The Johnston Junior League all-stars returned to Rhode Island on Sunday morning, worn-out, tired and surely ready for a night in their own beds.
But they’ve already had the sweet dreams.
Johnston’s incredible summer came to a close last week at the Junior League World Series in Taylor, Mich. The team just missed out on a spot in the United States championship, settling instead for a third-place finish in pool play.
Though that ending was different than what they hoped for, the experience was everything they wanted – and more.
“In two words – fairy tale,” said manager Ed Bedrosian. “That’s what we kept saying and we were hoping we wouldn’t wake up. It was pretty amazing.”
Johnston took care of business in its final pool-play game last Wednesday, beating the team from Rosenberg, Texas by a 3-1 score. Larry Dureault was impressive on the mound for Johnston, allowing just one run on six hits in six innings of work. James Picchi pitched a scoreless seventh for the save. Joe Bongiovanni and Jake Coro each had an RBI, while Gian Martellini had two hits.
Unfortunately for Johnston, that strong finish didn’t guarantee anything. Florida had already clinched one spot in the U.S. championship game. At 2-2, Johnston was in the mix for the other one, but on Thursday, the West Region champ from Tucson, Ariz., beat Ohio to finish at 3-1 and clinch the other spot.
“We were one game away,” Bedrosian said.
The Florida team, which hailed from Tampa, went on to win the World Series championship, beating Arizona 4-0 and Chinese Taipei 2-1.
Johnston had played Florida in pool play and lost 13-3, but it was a 2-2 game into the fifth inning.

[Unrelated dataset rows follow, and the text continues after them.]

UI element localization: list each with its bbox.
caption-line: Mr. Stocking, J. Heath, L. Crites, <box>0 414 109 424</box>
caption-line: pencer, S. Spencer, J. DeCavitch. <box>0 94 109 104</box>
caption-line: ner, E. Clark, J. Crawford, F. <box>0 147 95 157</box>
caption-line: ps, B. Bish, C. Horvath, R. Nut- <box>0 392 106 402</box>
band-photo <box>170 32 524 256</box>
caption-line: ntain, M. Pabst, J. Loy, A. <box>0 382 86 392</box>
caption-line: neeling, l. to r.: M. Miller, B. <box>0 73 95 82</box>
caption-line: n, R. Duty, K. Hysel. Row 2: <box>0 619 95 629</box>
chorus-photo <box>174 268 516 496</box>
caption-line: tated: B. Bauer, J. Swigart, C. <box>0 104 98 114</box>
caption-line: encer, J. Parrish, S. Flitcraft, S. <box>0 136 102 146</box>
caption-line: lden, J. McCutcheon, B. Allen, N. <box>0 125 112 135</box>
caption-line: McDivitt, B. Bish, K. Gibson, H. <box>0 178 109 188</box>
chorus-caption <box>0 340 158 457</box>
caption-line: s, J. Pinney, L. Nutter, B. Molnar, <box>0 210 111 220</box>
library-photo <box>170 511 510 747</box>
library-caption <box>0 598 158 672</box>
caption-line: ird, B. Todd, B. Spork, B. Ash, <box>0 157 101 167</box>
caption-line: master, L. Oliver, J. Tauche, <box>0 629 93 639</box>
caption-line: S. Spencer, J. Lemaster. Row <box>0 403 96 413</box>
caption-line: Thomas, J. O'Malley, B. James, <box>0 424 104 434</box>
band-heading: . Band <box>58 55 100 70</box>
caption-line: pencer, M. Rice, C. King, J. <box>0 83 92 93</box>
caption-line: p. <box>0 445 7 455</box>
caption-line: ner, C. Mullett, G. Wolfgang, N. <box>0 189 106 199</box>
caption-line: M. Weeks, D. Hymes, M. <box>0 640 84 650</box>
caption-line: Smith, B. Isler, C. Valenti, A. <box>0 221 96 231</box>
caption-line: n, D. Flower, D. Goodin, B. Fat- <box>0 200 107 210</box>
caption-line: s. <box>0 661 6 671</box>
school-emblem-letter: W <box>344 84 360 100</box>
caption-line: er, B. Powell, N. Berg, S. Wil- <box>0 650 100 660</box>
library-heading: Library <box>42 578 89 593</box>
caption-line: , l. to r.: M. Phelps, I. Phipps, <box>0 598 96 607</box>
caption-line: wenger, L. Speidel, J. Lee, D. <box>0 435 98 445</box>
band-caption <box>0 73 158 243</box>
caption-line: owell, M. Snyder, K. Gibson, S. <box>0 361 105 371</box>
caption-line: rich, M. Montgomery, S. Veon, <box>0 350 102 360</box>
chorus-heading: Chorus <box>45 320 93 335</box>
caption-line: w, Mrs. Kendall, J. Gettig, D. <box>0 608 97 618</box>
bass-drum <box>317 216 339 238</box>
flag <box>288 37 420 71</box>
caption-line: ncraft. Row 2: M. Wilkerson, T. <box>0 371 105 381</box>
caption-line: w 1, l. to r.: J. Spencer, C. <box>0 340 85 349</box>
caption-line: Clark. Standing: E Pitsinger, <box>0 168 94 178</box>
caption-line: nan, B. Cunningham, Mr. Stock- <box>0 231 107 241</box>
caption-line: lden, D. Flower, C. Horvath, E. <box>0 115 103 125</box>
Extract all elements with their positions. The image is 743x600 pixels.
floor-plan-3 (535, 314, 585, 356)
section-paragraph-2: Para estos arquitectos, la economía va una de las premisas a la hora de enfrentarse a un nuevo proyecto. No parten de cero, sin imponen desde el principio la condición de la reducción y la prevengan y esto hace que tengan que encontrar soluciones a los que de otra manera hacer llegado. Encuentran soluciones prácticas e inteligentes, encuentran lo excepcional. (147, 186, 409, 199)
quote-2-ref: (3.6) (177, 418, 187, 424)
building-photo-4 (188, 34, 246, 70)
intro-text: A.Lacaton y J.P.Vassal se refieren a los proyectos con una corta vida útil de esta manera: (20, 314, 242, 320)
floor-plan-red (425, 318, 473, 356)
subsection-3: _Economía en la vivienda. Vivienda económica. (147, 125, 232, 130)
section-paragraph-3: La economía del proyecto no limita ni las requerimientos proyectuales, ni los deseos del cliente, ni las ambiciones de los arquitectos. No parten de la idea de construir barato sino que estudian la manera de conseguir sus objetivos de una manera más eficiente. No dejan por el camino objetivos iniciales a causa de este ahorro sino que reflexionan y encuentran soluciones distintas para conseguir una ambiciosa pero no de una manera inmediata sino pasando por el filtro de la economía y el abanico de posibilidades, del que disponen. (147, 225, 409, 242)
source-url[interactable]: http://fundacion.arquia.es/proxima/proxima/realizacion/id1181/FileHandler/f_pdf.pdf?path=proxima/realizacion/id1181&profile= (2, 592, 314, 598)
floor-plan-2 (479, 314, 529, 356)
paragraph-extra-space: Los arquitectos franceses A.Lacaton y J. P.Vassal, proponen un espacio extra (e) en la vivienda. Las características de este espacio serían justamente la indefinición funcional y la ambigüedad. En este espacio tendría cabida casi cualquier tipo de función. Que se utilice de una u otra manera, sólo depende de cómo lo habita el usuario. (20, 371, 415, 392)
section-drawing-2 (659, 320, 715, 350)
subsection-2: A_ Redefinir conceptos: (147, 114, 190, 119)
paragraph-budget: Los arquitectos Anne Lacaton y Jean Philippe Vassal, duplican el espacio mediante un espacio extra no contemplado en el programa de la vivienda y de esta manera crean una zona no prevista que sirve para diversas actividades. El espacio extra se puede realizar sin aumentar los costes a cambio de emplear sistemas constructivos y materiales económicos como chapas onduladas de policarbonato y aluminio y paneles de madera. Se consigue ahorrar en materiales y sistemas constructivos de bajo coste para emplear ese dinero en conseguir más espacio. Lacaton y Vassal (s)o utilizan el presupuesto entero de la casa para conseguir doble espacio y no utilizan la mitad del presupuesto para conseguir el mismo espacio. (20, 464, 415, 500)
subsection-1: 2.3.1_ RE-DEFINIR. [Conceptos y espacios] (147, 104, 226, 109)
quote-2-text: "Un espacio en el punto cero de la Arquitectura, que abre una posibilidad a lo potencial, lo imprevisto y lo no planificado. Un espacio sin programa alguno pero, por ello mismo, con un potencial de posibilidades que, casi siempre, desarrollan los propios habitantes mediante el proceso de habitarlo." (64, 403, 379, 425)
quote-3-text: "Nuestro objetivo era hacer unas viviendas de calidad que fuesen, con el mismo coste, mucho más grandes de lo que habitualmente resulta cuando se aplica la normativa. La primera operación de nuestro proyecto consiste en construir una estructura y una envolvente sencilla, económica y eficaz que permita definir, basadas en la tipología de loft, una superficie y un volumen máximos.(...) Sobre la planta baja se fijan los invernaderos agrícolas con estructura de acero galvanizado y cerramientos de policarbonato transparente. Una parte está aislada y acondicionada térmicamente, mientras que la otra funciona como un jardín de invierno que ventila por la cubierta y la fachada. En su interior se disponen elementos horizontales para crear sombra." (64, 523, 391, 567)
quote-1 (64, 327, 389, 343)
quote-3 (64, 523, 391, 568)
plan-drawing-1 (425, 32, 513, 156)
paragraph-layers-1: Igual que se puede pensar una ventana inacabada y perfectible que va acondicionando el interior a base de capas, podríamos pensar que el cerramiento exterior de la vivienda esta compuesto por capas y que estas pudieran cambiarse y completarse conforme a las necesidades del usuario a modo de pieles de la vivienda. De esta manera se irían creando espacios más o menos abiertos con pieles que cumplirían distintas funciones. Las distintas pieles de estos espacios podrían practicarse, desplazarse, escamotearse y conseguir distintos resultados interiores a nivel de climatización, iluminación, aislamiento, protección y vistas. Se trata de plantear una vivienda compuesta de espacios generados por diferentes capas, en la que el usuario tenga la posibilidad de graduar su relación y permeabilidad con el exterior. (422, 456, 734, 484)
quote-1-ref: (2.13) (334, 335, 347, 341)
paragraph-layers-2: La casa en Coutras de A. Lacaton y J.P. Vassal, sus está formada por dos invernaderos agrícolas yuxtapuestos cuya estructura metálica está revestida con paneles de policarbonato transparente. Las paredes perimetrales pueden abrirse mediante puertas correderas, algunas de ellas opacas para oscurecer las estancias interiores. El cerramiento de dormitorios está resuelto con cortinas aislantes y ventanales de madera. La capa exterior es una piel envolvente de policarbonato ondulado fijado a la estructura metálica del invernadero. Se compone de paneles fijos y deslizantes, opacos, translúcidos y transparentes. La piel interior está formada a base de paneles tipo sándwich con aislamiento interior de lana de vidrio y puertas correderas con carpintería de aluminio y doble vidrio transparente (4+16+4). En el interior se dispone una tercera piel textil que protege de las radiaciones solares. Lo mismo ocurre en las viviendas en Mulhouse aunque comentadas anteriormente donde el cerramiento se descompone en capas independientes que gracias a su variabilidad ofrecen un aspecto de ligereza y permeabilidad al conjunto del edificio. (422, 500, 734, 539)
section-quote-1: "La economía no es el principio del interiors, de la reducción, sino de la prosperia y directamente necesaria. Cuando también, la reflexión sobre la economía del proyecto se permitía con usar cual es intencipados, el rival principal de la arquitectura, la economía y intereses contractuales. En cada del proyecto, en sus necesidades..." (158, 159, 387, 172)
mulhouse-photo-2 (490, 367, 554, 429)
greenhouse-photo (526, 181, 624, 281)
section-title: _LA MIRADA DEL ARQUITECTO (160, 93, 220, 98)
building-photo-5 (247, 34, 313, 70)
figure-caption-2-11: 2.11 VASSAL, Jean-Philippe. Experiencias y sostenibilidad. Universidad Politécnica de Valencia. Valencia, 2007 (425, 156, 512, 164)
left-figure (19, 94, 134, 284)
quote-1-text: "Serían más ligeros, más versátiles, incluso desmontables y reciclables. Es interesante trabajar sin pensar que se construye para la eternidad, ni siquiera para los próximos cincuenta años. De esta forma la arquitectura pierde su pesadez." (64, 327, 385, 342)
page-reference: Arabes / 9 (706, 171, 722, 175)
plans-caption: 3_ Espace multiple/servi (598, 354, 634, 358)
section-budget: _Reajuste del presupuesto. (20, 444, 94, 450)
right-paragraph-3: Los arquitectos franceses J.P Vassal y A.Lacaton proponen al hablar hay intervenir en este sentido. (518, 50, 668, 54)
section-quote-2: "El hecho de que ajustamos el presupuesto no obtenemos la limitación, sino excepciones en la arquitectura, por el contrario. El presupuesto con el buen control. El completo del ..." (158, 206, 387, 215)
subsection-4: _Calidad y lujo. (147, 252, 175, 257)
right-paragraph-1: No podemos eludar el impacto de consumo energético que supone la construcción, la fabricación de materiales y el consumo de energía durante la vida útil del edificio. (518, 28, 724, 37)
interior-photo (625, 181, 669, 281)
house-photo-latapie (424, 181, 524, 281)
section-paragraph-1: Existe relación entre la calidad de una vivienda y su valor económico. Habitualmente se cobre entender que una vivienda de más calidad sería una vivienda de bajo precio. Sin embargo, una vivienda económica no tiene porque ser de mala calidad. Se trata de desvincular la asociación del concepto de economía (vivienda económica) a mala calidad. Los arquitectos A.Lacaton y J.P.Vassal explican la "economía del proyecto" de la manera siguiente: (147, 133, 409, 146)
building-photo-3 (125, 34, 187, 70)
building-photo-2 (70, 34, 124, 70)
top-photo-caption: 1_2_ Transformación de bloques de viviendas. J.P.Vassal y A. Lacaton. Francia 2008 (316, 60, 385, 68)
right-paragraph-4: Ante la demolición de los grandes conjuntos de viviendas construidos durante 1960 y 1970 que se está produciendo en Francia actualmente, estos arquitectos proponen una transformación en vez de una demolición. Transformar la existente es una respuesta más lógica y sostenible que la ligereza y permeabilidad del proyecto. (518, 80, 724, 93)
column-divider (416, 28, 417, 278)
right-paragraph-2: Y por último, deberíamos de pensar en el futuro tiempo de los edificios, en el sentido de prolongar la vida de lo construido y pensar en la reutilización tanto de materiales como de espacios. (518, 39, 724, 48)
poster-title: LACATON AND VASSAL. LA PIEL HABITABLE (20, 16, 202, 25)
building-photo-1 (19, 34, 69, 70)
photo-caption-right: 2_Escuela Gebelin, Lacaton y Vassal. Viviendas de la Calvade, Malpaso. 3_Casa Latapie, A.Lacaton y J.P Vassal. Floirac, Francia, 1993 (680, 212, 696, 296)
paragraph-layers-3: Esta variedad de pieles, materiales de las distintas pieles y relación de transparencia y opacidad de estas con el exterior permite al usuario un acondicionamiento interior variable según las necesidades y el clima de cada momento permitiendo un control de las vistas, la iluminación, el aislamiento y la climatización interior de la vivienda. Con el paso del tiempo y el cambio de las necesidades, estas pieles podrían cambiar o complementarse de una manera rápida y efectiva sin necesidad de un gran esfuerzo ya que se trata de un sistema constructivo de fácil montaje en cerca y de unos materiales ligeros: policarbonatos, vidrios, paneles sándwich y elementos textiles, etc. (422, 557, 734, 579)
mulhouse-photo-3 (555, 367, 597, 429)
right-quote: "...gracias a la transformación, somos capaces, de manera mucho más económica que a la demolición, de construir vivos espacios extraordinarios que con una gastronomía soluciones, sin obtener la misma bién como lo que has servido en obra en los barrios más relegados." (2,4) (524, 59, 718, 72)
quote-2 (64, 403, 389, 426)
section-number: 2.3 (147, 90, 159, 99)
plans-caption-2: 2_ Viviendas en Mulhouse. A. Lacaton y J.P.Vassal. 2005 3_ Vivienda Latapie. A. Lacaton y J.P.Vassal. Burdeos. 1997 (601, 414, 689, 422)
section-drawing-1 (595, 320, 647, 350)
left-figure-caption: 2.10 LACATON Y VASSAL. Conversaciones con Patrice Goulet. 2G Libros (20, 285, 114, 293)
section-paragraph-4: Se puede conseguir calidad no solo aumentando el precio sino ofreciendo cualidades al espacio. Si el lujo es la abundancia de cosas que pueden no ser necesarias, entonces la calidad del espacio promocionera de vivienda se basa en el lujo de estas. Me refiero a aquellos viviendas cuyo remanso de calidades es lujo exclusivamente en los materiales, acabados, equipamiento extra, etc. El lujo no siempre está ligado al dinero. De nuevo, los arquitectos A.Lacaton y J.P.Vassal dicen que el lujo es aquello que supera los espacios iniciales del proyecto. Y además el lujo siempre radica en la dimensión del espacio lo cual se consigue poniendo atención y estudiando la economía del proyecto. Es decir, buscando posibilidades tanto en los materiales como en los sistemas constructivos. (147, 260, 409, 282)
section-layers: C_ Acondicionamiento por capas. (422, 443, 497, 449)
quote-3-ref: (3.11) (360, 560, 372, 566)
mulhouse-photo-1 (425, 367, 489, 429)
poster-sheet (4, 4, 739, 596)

“We had one bad inning,” Bedrosian said. “If we didn’t, we would have been right there. Florida was definitely the best team and they deserved to win, but we were playing with them.”
Bedrosian said tournament organizers were impressed with the quality of play and the parity among the teams.
Johnston certainly made its mark. Its only losses came against the two teams that advanced out of pool play. Martellini led all the players in the tournament with a .667 average.
Johnston was the first Rhode Island team to ever make the World Series.
“We were well-respected out there,” Bedrosian said. “People loved seeing a team from Rhode Island doing well.”
And Johnston kept doing well even when its official tourney run was over. The team played a consolation game against the team from Canada and came away with a victory.
“It was a consolation game and some teams weren’t too hyped up about it, but we said, ‘We’re here and we want to win,’” Bedrosian said. “To win our last two games was a great feeling.”
Even though it wasn’t a championship win, a victory was a fitting ending to a remarkable summer.
“This wasn’t the most talented team, but every time we needed a big hit or good pitching, it happened,” Bedrosian said. “It was a real team effort. Everybody made mistakes but everybody came up big, too.”
The team started the summer with high expectations, hoping to make a return trip to regionals. It had lost in the regional finals in 2010.
Bedrosian divided his team’s goals into three phases – win districts, win states and win the regional. Those were lofty goals and when the team started practicing, Bedrosian had to wonder if they might be too lofty.
“I knew we had a good team, but from day one, I never thought this was the team that would go to a World Series,” Bedrosian said. “I think last year’s team was probably more talented, but these guys just kept coming up big.”
Johnston breezed through the district tournament, winning two straight to get through the winners’ bracket and beating Edgewood/South Elmwood for the title.
It was the same story at states, where Johnston rolled through the bracket and beat East Greenwich for the championship.
At the regionals in Freehold, N.J., Johnston started writing its fairy tale in earnest. After a loss in its second game, Johnston fought all the way back, winning three elimination games in two days for a chance at the championship. Johnston still had to beat Pennsylvania twice, though.
It happened in storybook fashion. On the morning of August 11, Johnston fought through a back-and-forth game, tied it late on a key hit by Marc Conte and won it on a walk-off home run by Martellini.
“Marc had the huge hit and Gian came through,” Bedrosian said. “It sounds crazy, but when he came up, I just knew he was going to hit a home run.”
The rest was history.
“Once we won that game, you could just feel the emotion,” Bedrosian said. “We put up 10 in the first and that was it.”
Johnston went on to an 18-7 victory to clinch the championship, completing an amazing run. It included five wins in three days.
That magic didn’t last all the way through the World Series, and Johnston couldn’t finish its summer with the ultimate championship.
But it didn’t much matter. The Johnston stars had a strong showing at their first World Series – and they’ll remember their summer forever.
“It was a great experience for everybody,” Bedrosian said. “They had a ball. It was just a great ride.”